The regional prices would be limited by a national ceiling, 110% of the average of regional prices, and a floor, 90% of the regional average price. Under the CMS proposal, this national ceiling would be used as an adjusted fee for states that are predominantly rural or sparsely populated. 

“It is estimated that these adjustments would save over $7 billion for the 5-year period beginning January 1, 2016, and ending December 30, 2020,” CMS writes in its proposal. “The estimated savings are primarily derived from price reductions for items. It is expected that most of the economic impact would result from reduced payment amounts.”

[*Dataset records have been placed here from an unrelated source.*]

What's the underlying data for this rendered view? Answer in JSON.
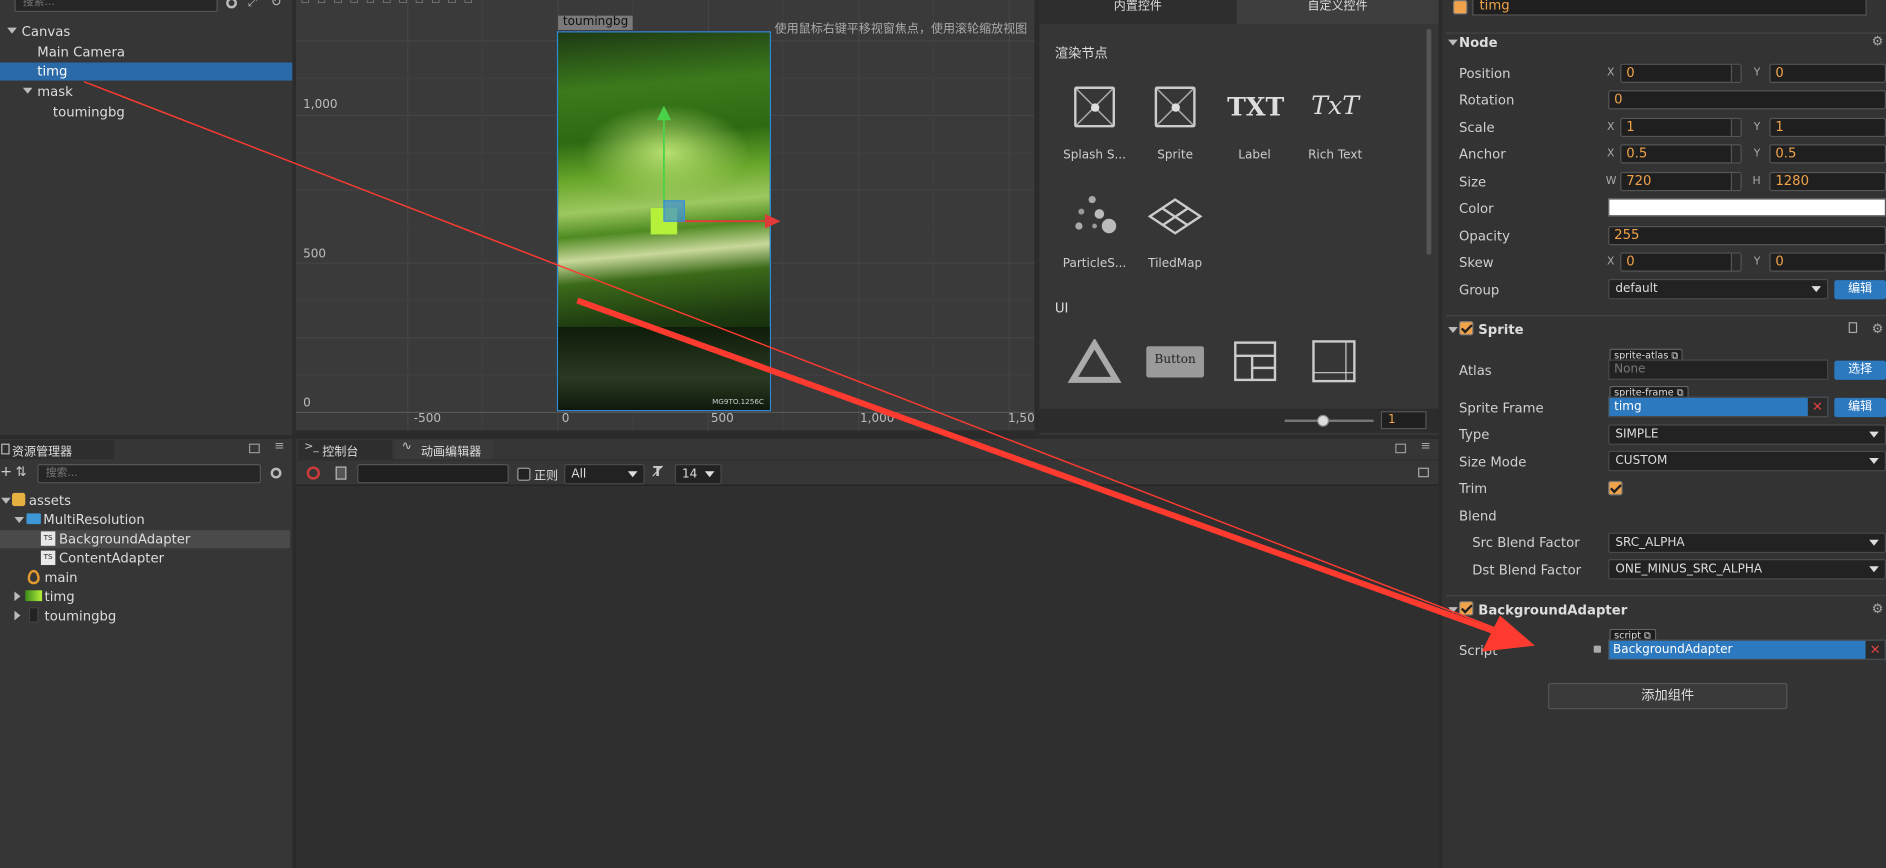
{
  "hierarchy": {
    "search_placeholder": "搜索...",
    "nodes": [
      "Canvas",
      "Main Camera",
      "timg",
      "mask",
      "toumingbg"
    ]
  },
  "scene": {
    "tag": "toumingbg",
    "hint": "使用鼠标右键平移视窗焦点，使用滚轮缩放视图",
    "watermark": "MG9TO.1256C",
    "y_ticks": [
      "1,000",
      "500",
      "0"
    ],
    "x_ticks": [
      "-500",
      "0",
      "500",
      "1,000",
      "1,50"
    ]
  },
  "controls": {
    "tabs": [
      "内置控件",
      "自定义控件"
    ],
    "render_section": "渲染节点",
    "render_items": [
      "Splash S...",
      "Sprite",
      "Label",
      "Rich Text",
      "ParticleS...",
      "TiledMap"
    ],
    "label_glyph": "TXT",
    "richtext_glyph": "TxT",
    "ui_section": "UI",
    "button_glyph": "Button",
    "zoom_value": "1"
  },
  "assets": {
    "title": "资源管理器",
    "search_placeholder": "搜索...",
    "items": [
      "assets",
      "MultiResolution",
      "BackgroundAdapter",
      "ContentAdapter",
      "main",
      "timg",
      "toumingbg"
    ],
    "ts_badge": "TS"
  },
  "console": {
    "tab_console": "控制台",
    "tab_anim": "动画编辑器",
    "regex_label": "正则",
    "filter_value": "All",
    "font_size": "14"
  },
  "inspector": {
    "node_name": "timg",
    "node_section": "Node",
    "position_label": "Position",
    "position_x": "0",
    "position_y": "0",
    "rotation_label": "Rotation",
    "rotation": "0",
    "scale_label": "Scale",
    "scale_x": "1",
    "scale_y": "1",
    "anchor_label": "Anchor",
    "anchor_x": "0.5",
    "anchor_y": "0.5",
    "size_label": "Size",
    "size_w": "720",
    "size_h": "1280",
    "color_label": "Color",
    "opacity_label": "Opacity",
    "opacity": "255",
    "skew_label": "Skew",
    "skew_x": "0",
    "skew_y": "0",
    "group_label": "Group",
    "group": "default",
    "edit_label": "编辑",
    "x_letter": "X",
    "y_letter": "Y",
    "w_letter": "W",
    "h_letter": "H",
    "sprite_section": "Sprite",
    "atlas_label": "Atlas",
    "atlas_tag": "sprite-atlas",
    "atlas_value": "None",
    "select_label": "选择",
    "frame_label": "Sprite Frame",
    "frame_tag": "sprite-frame",
    "frame_value": "timg",
    "type_label": "Type",
    "type": "SIMPLE",
    "sizemode_label": "Size Mode",
    "sizemode": "CUSTOM",
    "trim_label": "Trim",
    "blend_label": "Blend",
    "src_blend_label": "Src Blend Factor",
    "src_blend": "SRC_ALPHA",
    "dst_blend_label": "Dst Blend Factor",
    "dst_blend": "ONE_MINUS_SRC_ALPHA",
    "bg_section": "BackgroundAdapter",
    "script_label": "Script",
    "script_tag": "script",
    "script_value": "BackgroundAdapter",
    "add_component": "添加组件"
  },
  "colors": {
    "accent": "#2c79c0",
    "selection": "#2a6aa9",
    "value": "#f0a34a",
    "arrow": "#ff3b30"
  }
}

CMS also suggests various other rules in its recent proposal including modifying competitive bidding change of ownership and termination of contract rules; clarifying qualifications for providing custom-fitting services for orthotics; and revising Medicare hearing aid coverage policy. These provisions were part of a broader proposal to update policies and payment rates for end-stage renal disease providers for 2015.